When my husband and I were first married, we moved to Denver, Colorado. We knew we wanted to attend one of the CRC churches in the area, and there were four of them near us in South Denver. My grandmother attended one of those churches. My mother was baptized there, met my Dad there, and got married there. When we visited that church, it didn’t seem like it fit us well and, frankly, being just married, we wanted to assert some independence, so we chose one of the other churches.
It turned out that the church we chose was going through a culture shift. The leadership wanted a congregation that was different from the church we thought we were joining. Within five years we decided to make a change and ended up joining grandma’s church after all. We’re really glad we did. That church was warm, caring, and just right for where we were with our family at that time. It wasn’t that the preaching was better or the style of music suited us better. It was the culture of the church.

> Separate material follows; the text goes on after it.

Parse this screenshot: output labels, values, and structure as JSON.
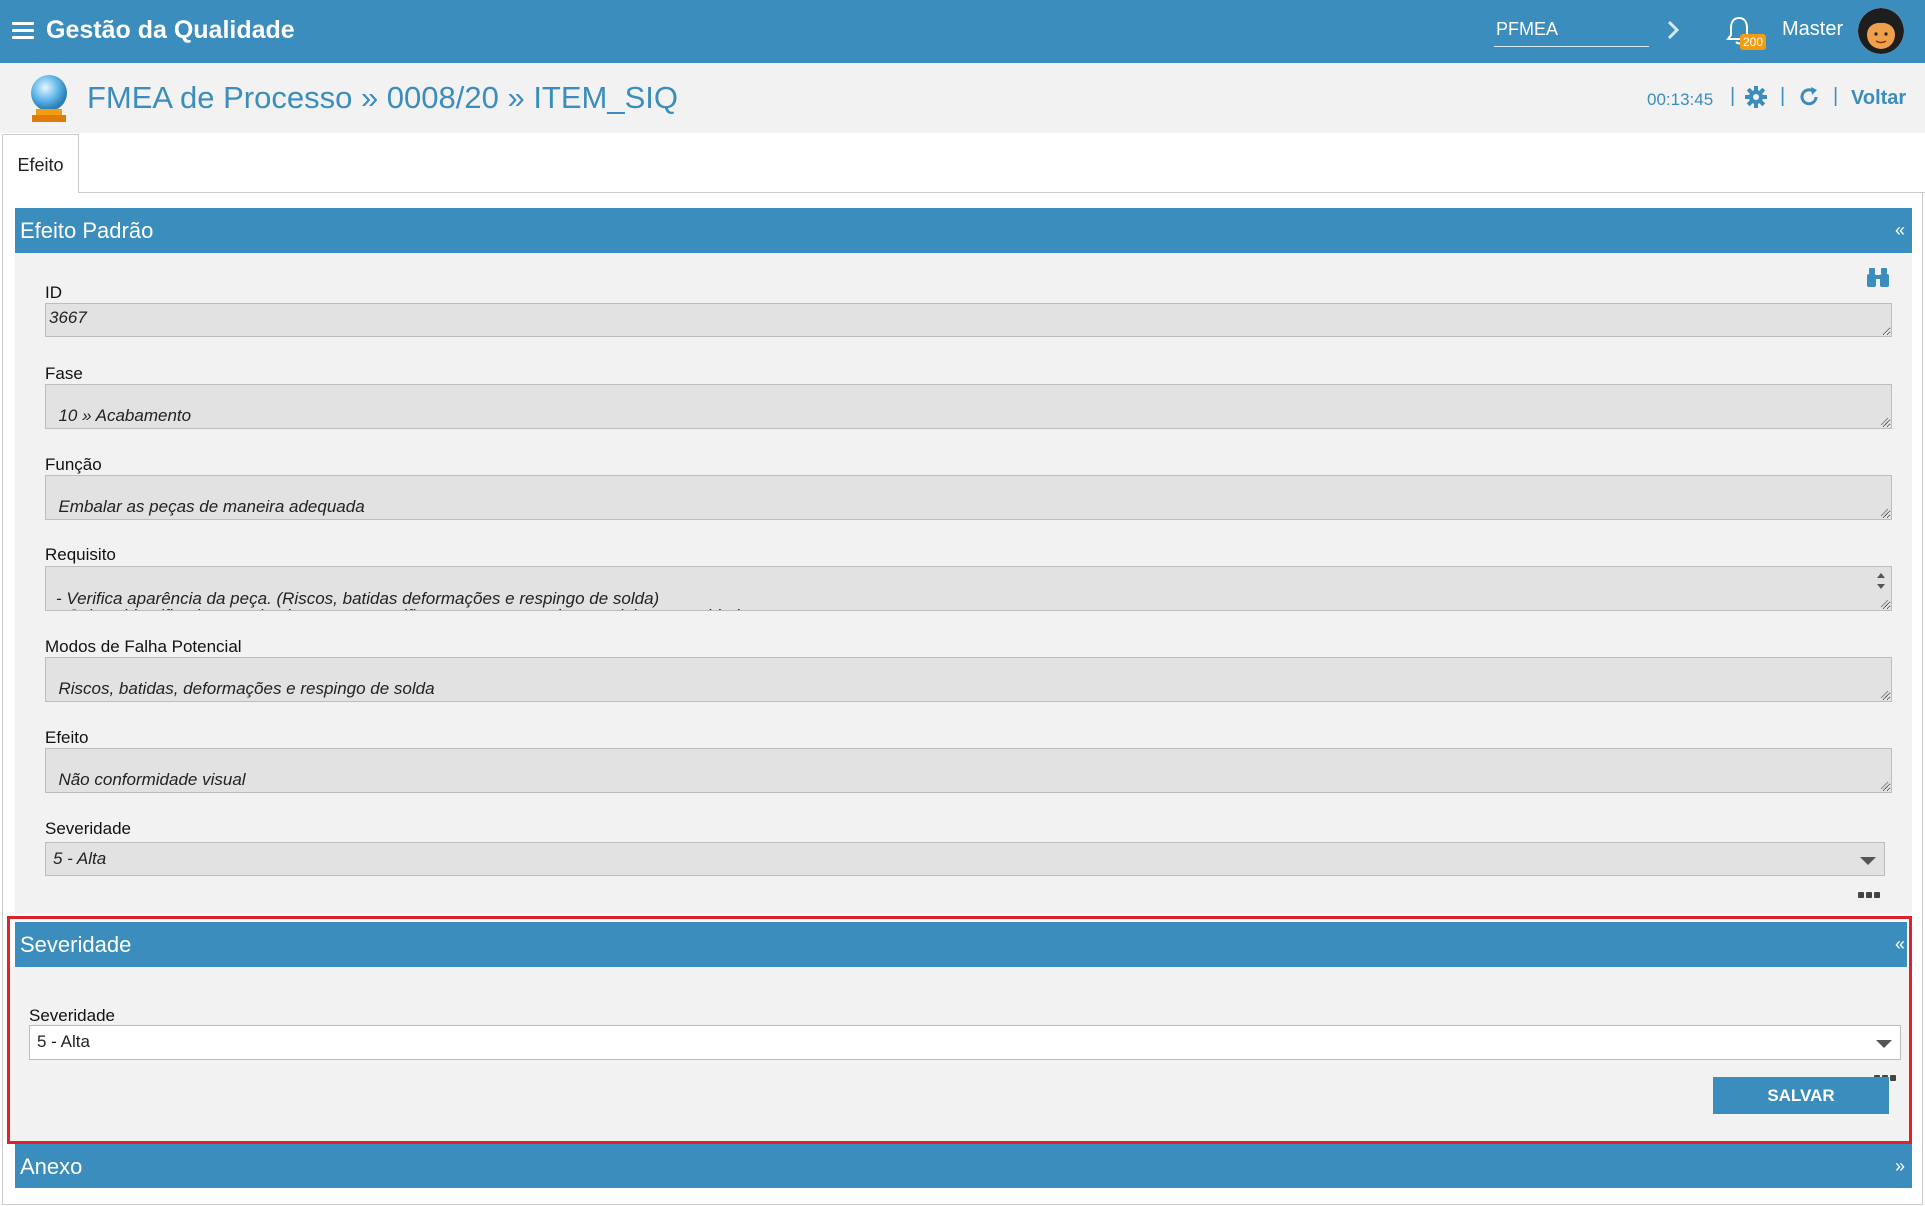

Identifying Your Church Culture
Every congregation has a unique culture. We don’t often talk about it, but we all know it's there if we give it some thought. For example, every church wants visitors to characterize it as friendly. But some churches are only friendly to the people who are already there. Long-time members who are greeted warmly by friends every Sunday might never notice that aspect of their church culture. It is hard to see beyond our own perceptions.
A church’s culture is a living thing. It’s often characterized by inertia—it tends to want to stay the same—but with work, a church’s culture can be shifted. Sometimes a gentle nudge is all that is needed to start a process of change.

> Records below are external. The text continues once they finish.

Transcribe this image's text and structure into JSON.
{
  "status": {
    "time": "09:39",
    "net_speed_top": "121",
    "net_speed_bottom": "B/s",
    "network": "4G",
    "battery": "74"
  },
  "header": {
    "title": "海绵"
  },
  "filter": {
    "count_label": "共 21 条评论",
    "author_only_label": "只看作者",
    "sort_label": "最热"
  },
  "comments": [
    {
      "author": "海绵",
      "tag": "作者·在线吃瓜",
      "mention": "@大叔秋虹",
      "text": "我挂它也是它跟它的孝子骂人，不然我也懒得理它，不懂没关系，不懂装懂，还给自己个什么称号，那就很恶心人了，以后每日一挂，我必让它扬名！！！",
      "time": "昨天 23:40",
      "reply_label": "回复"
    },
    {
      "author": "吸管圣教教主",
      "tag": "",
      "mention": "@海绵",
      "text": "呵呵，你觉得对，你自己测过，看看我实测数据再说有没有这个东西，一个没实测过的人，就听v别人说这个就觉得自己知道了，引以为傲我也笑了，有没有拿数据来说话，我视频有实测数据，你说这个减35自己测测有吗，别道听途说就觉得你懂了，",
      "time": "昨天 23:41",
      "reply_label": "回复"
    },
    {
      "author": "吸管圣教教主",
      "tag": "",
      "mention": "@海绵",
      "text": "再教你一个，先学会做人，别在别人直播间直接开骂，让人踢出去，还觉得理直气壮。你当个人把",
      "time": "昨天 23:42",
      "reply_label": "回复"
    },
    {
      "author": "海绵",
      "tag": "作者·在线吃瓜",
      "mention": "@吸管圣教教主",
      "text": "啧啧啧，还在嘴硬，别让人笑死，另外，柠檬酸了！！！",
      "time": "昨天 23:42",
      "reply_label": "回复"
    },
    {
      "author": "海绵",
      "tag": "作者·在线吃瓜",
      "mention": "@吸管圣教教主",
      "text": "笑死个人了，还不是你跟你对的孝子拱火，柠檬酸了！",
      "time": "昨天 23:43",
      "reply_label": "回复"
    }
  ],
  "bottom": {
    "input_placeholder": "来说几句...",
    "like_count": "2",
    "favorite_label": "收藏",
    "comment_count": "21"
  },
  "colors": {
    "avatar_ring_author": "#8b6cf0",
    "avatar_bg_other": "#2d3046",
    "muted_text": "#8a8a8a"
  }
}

One informal, quick way to get information from your congregation about your culture is to generate a “word cloud.” You’ve probably seen a word cloud even if you don’t know the term for it. It is a grouping of words, often in different colors, that graphically represents the answers to a poll or survey. Words that people use most frequently in their answers appear larger in the word cloud; words that arise less frequently are smaller.
Using this tool to get information from your congregation about your church culture is easy:
Provide paper and pen (or an electronic survey) and ask each member of your congregation to write three separate words that describe your church.
Collect the responses.
Follow the program’s instructions to generate and save your word cloud graphic.
And the Survey Says…
The review of the word cloud graphic that these programs generate can be very interesting. A team from a church that I was working with went through this process. When they reviewed their word cloud, they were bothered by one word that stood out even though it was small. That word was “clique.”
They decided to take an informal but more deliberate look at what happens within their walls on Sunday mornings. At their next meeting, they reported that they were indeed cliquish. They had two congregations in their church and didn’t realize it. People parked on different sides of the building, entered through different doors, and sat on different sides of the sanctuary. After worship, they exited the same way they entered. People from one side didn’t cross over to talk with people from the other side.
The team knew they wanted to change this about their culture, and they found a simple solution. Once a month they set up tables in their fellowship room after church and offered coffee and cookies. It worked! People came, ate, and mingled together as one body, no matter which side of church they sat on. A simple word cloud and some cookies started to change the culture in this church.
What would a word cloud about your congregation look like? Try it and see!